Ciò che tocca Nicolàs Massu, di questi tempi, diventa oro. In un paio di settimane di collaborazione, l’ex tennista e oggi capitano di Davis cileno ha accompagnato Dominic Thiem alla conquista del suo primo mille. Lo stesso austriaco, nel commentare l’impresa della finale vinta a Indian Wells su Roger Federer, non ha esitato a riconoscere i meriti del suo nuovo angolo: “È grandioso averlo nel mio box perché è molto motivato e trasmette queste motivazioni a me sul campo. Ci siamo allenati molto duramente prima di Indian Wells; in 12-13 giorni sono passato dal non essere in gran forma a essere il campione di un torneo così importante. È un risultato incredibile che dipende anche da lui”.
EFFETTO SORPRESA – Investitura che lascia intendere come la collaborazione possa stabilizzarsi almeno sul medio termine. “Negli ultimi 40 giorni mi sono successe cose piacevoli – sorride Massu in un’intervista concessa al sito ATP -. Con il Cile siamo tornati nel World Group di Coppa Davis dopo otto anni, poi ho iniziato a lavorare con Domi a Buenos Aires e appena al terzo torneo insieme l’ho visto vincere a Indian Wells, tra l’altro sul cemento, superficie per la quale mi ha voluto al suo fianco. Anche dal mio punto di vista ritengo questa situazione incredibile: ho un accademia in Cile, ma mai ho allenato un giocatore con queste caratteristiche né mai ho viaggiato per tornei in queste vesti“.
PRIMA IL FISICO – Pur trattandosi di un periodo così breve, Massu ha seguito una sua snella tabella di marcia nel pianificare l’avvicinamento dell’attuale numero quatto del mondo al Sunshine Double. “La priorità è stata il recupero fisico, perché arrivava da qualche difficoltà tra la fine del 2018 e le prime settimane dell’anno in corso. Perdere subito a Rio si è rivelata paradossalmente una fortuna, potendo così arrivare a Indian Wells con due settimane di anticipo“.
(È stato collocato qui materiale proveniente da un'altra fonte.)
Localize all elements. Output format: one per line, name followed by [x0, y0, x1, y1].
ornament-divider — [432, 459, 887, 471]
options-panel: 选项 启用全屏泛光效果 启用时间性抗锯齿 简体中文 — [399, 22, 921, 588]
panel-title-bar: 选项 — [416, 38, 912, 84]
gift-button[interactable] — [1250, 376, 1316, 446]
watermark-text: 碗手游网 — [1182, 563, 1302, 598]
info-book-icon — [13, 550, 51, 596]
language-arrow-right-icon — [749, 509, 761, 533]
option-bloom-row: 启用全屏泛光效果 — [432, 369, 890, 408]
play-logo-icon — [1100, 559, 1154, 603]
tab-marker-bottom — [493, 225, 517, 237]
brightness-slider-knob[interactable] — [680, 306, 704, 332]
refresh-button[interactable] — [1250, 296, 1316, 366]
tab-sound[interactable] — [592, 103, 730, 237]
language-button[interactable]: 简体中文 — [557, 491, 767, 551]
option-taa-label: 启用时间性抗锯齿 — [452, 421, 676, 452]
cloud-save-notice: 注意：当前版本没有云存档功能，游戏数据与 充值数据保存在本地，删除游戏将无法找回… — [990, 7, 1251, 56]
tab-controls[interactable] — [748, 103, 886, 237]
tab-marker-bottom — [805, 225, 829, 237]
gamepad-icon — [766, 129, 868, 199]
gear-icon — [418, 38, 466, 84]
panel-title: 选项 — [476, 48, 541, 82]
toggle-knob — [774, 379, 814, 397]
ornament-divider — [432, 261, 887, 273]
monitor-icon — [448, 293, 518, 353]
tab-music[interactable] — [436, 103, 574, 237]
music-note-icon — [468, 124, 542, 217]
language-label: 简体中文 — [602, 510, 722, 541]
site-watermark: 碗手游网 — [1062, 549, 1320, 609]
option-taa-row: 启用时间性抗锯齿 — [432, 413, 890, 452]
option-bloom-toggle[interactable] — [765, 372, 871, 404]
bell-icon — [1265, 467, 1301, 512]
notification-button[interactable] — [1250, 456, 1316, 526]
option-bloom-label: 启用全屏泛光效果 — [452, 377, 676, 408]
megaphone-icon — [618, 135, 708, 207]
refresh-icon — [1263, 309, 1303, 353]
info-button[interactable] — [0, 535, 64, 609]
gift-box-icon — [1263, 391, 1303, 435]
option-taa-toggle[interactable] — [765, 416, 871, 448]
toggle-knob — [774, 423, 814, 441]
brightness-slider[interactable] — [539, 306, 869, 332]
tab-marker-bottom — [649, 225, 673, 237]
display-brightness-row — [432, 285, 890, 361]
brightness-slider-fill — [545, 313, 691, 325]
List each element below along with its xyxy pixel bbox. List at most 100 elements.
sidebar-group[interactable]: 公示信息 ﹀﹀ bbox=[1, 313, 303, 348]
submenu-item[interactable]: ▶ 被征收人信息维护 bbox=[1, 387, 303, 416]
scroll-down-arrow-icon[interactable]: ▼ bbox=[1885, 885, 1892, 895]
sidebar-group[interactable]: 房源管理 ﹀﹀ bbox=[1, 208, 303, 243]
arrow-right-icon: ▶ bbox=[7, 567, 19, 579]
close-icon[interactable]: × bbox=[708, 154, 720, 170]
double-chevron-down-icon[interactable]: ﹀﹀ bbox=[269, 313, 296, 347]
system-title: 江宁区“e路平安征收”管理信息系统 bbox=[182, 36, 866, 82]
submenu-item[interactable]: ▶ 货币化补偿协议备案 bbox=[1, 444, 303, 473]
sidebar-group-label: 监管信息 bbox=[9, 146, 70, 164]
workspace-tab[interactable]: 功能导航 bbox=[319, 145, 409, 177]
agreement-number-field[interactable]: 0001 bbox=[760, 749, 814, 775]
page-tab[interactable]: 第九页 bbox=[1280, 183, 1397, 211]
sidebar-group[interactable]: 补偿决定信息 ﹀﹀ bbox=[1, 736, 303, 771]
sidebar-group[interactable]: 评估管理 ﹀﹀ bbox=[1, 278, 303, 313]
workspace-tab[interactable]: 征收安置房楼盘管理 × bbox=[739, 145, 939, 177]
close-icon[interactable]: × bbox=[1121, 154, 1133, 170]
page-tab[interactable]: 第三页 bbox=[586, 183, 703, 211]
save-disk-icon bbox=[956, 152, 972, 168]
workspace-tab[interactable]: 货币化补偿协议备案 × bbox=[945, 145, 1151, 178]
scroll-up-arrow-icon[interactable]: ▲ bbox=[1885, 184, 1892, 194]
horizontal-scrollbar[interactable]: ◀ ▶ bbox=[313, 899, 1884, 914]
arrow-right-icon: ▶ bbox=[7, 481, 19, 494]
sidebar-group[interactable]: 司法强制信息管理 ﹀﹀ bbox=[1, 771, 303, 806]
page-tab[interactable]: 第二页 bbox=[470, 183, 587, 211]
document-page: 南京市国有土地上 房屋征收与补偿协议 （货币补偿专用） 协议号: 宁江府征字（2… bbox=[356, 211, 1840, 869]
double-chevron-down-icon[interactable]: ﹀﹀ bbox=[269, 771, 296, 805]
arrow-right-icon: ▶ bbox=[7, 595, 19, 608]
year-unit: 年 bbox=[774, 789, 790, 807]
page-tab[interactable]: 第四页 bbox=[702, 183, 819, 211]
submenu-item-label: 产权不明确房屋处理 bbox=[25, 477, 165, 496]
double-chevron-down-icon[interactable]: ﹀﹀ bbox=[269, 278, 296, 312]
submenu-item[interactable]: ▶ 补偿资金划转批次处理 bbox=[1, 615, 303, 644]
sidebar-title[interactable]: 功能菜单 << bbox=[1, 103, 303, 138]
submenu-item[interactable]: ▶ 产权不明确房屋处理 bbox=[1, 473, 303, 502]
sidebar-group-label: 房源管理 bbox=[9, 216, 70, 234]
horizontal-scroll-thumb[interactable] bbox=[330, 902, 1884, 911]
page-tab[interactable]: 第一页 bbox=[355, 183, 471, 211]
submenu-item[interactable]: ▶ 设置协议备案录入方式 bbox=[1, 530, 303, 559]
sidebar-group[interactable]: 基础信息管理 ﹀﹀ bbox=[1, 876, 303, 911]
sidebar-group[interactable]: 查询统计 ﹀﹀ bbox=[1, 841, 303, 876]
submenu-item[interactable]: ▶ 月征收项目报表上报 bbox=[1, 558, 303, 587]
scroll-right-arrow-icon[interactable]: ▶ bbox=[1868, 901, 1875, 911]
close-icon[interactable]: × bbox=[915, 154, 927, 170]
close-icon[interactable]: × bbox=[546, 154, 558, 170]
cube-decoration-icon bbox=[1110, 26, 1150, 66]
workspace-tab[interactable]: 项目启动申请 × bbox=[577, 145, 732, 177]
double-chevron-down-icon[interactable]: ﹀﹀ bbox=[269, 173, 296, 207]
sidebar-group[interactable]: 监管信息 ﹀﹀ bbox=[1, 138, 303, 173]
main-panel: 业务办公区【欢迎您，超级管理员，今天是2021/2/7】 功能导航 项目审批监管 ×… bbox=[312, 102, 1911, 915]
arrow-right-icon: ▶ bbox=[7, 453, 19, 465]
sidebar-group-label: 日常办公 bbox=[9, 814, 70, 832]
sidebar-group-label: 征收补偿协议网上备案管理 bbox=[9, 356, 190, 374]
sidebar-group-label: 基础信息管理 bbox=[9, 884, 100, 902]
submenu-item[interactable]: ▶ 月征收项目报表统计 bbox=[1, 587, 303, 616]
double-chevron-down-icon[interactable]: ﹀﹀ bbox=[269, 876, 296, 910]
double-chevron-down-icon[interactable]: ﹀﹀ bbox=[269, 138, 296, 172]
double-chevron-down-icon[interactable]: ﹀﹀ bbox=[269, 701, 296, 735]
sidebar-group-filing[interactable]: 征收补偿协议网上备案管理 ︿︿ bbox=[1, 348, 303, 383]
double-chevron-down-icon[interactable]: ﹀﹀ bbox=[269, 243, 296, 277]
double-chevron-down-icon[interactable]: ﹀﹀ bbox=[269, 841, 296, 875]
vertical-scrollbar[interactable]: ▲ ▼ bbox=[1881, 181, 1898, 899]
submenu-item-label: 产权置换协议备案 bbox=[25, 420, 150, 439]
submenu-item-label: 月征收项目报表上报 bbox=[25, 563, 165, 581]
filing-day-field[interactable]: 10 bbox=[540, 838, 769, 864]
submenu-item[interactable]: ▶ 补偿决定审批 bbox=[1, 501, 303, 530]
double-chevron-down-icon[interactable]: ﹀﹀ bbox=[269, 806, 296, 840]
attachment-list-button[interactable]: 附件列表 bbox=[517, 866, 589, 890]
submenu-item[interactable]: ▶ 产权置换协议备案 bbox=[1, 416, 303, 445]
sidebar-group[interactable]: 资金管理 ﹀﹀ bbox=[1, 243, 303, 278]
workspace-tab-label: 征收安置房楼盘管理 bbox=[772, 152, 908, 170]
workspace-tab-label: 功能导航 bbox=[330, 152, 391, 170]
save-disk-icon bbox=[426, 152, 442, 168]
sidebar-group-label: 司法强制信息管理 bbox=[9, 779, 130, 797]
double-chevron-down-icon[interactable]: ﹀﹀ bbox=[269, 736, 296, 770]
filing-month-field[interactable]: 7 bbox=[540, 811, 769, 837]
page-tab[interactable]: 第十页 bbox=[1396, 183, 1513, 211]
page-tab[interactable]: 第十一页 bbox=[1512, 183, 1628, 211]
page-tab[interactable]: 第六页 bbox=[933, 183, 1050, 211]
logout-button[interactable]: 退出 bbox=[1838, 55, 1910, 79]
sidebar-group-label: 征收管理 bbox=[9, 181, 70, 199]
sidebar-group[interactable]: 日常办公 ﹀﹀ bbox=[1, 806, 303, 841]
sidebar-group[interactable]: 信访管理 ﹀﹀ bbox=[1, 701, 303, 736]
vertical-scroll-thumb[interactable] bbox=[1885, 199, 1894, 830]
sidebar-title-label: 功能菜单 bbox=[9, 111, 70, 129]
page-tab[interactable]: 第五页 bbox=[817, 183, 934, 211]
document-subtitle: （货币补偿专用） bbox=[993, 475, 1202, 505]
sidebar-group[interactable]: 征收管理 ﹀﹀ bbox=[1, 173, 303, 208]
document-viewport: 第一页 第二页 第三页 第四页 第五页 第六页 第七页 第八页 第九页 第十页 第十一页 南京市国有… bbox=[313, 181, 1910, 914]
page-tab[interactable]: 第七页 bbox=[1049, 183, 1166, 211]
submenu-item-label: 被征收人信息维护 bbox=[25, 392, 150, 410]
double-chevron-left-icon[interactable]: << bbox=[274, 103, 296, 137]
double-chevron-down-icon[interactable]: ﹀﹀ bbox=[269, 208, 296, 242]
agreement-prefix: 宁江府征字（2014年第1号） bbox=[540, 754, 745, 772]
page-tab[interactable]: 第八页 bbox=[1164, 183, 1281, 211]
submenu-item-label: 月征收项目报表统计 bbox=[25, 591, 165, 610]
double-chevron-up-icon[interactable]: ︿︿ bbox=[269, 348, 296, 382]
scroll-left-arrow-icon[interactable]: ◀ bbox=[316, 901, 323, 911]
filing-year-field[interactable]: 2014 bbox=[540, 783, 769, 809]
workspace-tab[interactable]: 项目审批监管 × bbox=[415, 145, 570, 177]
“MI CI RIVEDO…” – L’ex numero nove del mondo (era il 2004) trova anche alcune analogie tra i migliori anni della sua carriera e le caratteristiche di gioco del suo attuale allievo. “Chiaramente abbiamo una personalità diversa – racconta -, basterebbe dire che io sono cileno, lui austriaco. Però ci completiamo. E mi ricorda qualcosa del mio modo di giocare, dal servizio in kick al tentativo di spostarsi sempre sul dritto. Ho a che fare con un gran giocatore e con una persona ancora migliore”.